The County will purchase a permanent rent restriction on 88 of the 120 units for $5,500,000. These units will be:
- 22 one-bedroom units
- 44 two-bedroom units
- 22 three-bedroom units
The remaining 32 deed-restricted units will be acquired by the County as a reimbursement for pre-development expenses, such as design, permitting fees, and studies. The cost for these deed restrictions, and maximum reimbursement, will be $2,000,000.00. The rent restrictions on these units will become permanent once the full reimbursement has been paid. These units will be:
- 8 one-bedroom units
- 16 two-bedroom units
- 8 three-bedroom units
To achieve the required 80% average AMI across all 120 deed-restricted units, rents will be allocated as follows:
- 1/3 of the units (40 units) at 60% AMI
- 1/3 of the units (40 units) at 80% AMI
- 1/3 of the units (40 units) at 100% AMI
This proposal equates to an approximate cost to the County of $22,917.00 per bedroom for the deed restriction.
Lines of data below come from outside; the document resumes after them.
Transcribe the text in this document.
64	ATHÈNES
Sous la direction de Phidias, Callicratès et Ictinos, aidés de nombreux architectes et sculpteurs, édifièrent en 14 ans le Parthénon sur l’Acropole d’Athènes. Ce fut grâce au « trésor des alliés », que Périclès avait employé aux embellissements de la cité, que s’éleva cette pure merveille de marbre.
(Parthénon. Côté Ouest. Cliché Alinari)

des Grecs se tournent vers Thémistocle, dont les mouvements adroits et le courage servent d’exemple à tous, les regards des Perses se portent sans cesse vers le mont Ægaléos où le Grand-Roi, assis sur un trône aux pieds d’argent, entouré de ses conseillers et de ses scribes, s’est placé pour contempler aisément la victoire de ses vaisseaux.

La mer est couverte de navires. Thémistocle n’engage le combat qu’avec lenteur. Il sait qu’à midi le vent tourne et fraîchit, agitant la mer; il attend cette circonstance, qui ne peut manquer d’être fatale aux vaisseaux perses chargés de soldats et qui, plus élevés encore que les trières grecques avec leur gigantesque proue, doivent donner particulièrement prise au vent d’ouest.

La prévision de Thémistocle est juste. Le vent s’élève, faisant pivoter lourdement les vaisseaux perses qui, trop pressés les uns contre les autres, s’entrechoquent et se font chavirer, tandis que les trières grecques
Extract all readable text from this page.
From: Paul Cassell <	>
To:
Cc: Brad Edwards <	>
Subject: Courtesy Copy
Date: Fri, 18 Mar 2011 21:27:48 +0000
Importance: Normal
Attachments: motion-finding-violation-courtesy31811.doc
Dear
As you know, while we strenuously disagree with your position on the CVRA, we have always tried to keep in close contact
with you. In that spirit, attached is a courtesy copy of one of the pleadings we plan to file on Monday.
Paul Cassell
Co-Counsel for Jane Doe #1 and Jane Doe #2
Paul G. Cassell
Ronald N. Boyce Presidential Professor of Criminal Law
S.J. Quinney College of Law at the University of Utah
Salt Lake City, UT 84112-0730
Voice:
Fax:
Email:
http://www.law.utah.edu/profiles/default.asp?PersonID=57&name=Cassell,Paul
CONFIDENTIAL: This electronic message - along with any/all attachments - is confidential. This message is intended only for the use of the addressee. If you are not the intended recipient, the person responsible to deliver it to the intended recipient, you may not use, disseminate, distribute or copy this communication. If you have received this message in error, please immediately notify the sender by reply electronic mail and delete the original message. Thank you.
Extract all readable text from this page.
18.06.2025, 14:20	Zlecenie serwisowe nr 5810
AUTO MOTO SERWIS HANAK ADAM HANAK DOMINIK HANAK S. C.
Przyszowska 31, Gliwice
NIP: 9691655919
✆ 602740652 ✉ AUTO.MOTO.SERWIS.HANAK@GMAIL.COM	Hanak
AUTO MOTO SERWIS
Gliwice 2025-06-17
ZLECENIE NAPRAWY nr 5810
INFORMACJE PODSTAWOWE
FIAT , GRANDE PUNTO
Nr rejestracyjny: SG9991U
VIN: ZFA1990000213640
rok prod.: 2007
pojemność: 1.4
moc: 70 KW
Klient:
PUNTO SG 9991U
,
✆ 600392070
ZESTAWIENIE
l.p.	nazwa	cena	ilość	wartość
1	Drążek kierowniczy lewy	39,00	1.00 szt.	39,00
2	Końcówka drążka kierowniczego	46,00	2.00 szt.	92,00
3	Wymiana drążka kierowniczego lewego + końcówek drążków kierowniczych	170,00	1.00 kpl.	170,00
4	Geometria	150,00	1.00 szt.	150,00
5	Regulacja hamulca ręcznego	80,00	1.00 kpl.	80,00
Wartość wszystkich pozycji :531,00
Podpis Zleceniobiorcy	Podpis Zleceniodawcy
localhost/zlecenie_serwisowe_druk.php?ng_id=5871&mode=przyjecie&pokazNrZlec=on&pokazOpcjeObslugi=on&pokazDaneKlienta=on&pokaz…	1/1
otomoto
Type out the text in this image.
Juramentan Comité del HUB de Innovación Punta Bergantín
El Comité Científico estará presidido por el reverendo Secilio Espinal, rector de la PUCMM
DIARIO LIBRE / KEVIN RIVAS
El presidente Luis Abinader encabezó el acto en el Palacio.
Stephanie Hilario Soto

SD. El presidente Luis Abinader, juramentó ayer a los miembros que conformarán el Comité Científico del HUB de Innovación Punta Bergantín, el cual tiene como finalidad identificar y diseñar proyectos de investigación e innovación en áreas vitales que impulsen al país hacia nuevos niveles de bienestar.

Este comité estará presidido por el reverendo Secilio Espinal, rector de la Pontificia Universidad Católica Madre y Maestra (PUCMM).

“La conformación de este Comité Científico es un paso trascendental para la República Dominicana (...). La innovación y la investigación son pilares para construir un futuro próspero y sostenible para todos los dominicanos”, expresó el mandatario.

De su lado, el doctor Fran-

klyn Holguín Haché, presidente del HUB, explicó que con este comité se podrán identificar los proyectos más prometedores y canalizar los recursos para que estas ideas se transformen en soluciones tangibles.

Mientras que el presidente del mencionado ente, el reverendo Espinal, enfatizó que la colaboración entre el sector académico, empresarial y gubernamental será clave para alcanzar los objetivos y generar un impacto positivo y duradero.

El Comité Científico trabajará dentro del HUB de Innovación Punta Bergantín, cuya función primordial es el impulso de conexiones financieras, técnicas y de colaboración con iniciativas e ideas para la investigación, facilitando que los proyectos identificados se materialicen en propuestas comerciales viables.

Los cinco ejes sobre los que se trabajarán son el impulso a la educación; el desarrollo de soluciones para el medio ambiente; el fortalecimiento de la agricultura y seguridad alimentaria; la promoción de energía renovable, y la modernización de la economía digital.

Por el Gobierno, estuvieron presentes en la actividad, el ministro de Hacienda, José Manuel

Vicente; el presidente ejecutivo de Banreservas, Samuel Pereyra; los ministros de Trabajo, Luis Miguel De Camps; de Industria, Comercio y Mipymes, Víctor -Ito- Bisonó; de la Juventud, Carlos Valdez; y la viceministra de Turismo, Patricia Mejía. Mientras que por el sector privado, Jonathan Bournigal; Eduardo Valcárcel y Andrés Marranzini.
Purchase and Development Agreement Overview
The Purchase, Sale, and Development Agreement for the A-8-A parcel outlines the key business terms for the mixed-income workforce housing project. Key Terms and Provisions:
- Property Purchase: The development team will purchase the property from the County for its appraised value of $5,500,000.00.
- Earnest Money Deposit: A $55,000.00 Due Diligence Earnest Money Deposit will be provided.
- Site Plan Approval: The developer is obligated to seek final approval for a complete site plan that is in substantial compliance with the Concept Plan presented and with all County code requirements and standards.
- Affordable Housing Alignment: The proposal includes a total of 380 units. This includes 260 market-rate units (1-, 2-, and 3-bedroom) and 120 deed-restricted units (1-, 2-, and 3-bedroom) for households earning between 60% and 100% AMI, with an average of 80% AMI.
- Total Investment: The total County investment for the 120 deed-restricted units is $7,500,000.00, which equates to approximately $22,917.00 per bedroom in perpetuity.
Fiscal and Staff Impact/Planned Item
Funding for County participation in the redevelopment of the A-8-A parcel has been previously budgeted and is available in the Community Development Economic Development Fund.